New York City teachers arrived to school Monday morning with the ink dry on their new union contract. Less than a month after the city and the United Federation of Teachers announced a deal, union members voted to ratify the contract.
Under the 48-month contract, which will begin on Valentine’s Day 2019, teachers will get an immediate 2 percent raise, another salary boost of 2.5 percent in May 2020, and a 3 percent bump in the agreement’s final year. (Those raises hew to a pattern followed by all municipal unions and will come on top of payments that many teachers are still owed under the 2014 contract.)
When the contract deal was announced in October, some teachers offered initial criticism that the union had not won more. But the contract received a strong endorsement by union members who voted. Out of roughly 90,000 votes cast, 87 percent voted to approve the contract on Sunday, an important vote of confidence in the wake of the Supreme Court’s Janus ruling, which allows teachers covered by the contract to elect to stop paying dues if they choose.

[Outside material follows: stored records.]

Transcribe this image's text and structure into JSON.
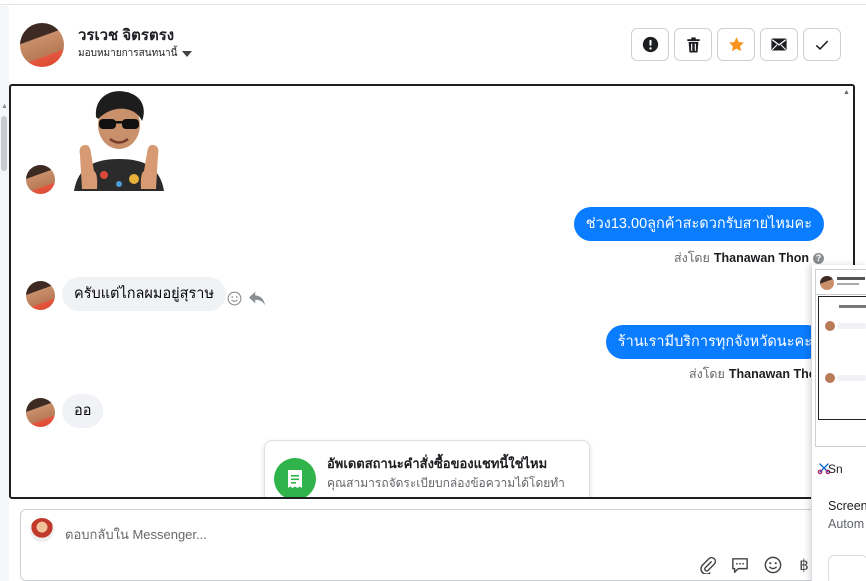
{
  "header": {
    "contact_name": "วรเวช จิตรตรง",
    "assign_label": "มอบหมายการสนทนานี้",
    "actions": [
      {
        "name": "report-button",
        "icon": "exclamation-circle-icon"
      },
      {
        "name": "delete-button",
        "icon": "trash-icon"
      },
      {
        "name": "star-button",
        "icon": "star-icon",
        "color": "#f7931e"
      },
      {
        "name": "mark-unread-button",
        "icon": "envelope-icon"
      },
      {
        "name": "mark-done-button",
        "icon": "checkmark-icon"
      }
    ]
  },
  "messages": [
    {
      "type": "sticker",
      "from": "customer",
      "sticker": "thumbs-up-sticker"
    },
    {
      "type": "outgoing",
      "text": "ช่วง13.00ลูกค้าสะดวกรับสายไหมคะ",
      "sent_by_prefix": "ส่งโดย",
      "sent_by": "Thanawan Thon"
    },
    {
      "type": "incoming",
      "text": "ครับแต่ไกลผมอยู่สุราษ"
    },
    {
      "type": "outgoing",
      "text": "ร้านเรามีบริการทุกจังหวัดนะคะ",
      "sent_by_prefix": "ส่งโดย",
      "sent_by": "Thanawan Thon"
    },
    {
      "type": "incoming",
      "text": "ออ"
    }
  ],
  "notice": {
    "title": "อัพเดตสถานะคำสั่งซื้อของแชทนี้ใช่ไหม",
    "description": "คุณสามารถจัดระเบียบกล่องข้อความได้โดยทำ"
  },
  "composer": {
    "placeholder": "ตอบกลับใน Messenger..."
  },
  "popup": {
    "app_name": "Sn",
    "line1": "Screen",
    "line2": "Autom"
  },
  "colors": {
    "accent_blue": "#0a7cff",
    "bubble_gray": "#f0f2f5",
    "star_orange": "#f7931e",
    "notice_green": "#2fb34a"
  }
}
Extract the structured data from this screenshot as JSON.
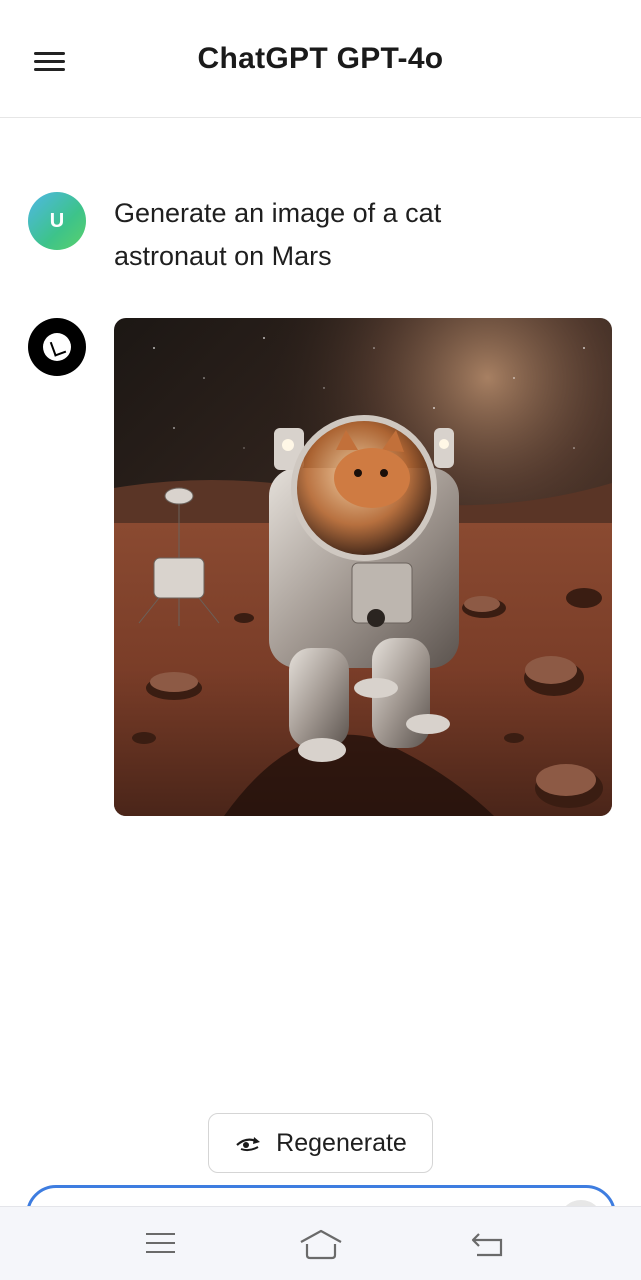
{
  "header": {
    "title": "ChatGPT GPT-4o",
    "menu_icon": "hamburger-menu-icon"
  },
  "messages": [
    {
      "role": "user",
      "avatar_letter": "U",
      "text": "Generate an image of a cat astronaut on Mars"
    },
    {
      "role": "assistant",
      "avatar_icon": "openai-logo-icon",
      "image_description_icon": "generated-image"
    }
  ],
  "actions": {
    "regenerate_label": "Regenerate",
    "regenerate_icon": "regenerate-icon"
  },
  "composer": {
    "send_icon": "send-icon"
  },
  "system_nav": {
    "recents_icon": "recents-icon",
    "home_icon": "home-icon",
    "back_icon": "back-icon"
  },
  "colors": {
    "accent": "#3e7de0",
    "user_avatar_gradient": [
      "#4fb7e6",
      "#5bd16b"
    ],
    "bot_avatar": "#000000"
  }
}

By contrast, 77 percent of voting union members signed off on the current contract in 2014.
The new deal includes several changes in addition to pay. In a big win for the union, which has opposed the onerous process used to evaluate teachers, most teachers in the city will be subject to far fewer observations by administrators.
The contract also provides faster relief for disputes over excessive class sizes and provides raises and more due process rights for the school system’s legion of paraprofessionals. The union had already negotiated for paid parental leave, which members had long sought, in June.
“I want to thank the members of the UFT for their resounding support,” UFT President Michael Mulgrew said in a released statement. “The new agreement gives teachers a larger voice in how their schools are run, and shows what we can accomplish when we stand together.”
Not all union members endorsed the contract. The chapter that represents school nurses and therapists who provide services to children with special needs rejected the deal, and the new contract will not cover them.
The contract also supports broader initiatives, including a “Bronx plan,” which will give a salary boost to teachers who agree to work in hard-to-staff schools, and a pilot program that will allow some classes, such as advanced AP courses, to be taught remotely by other teachers in the school system.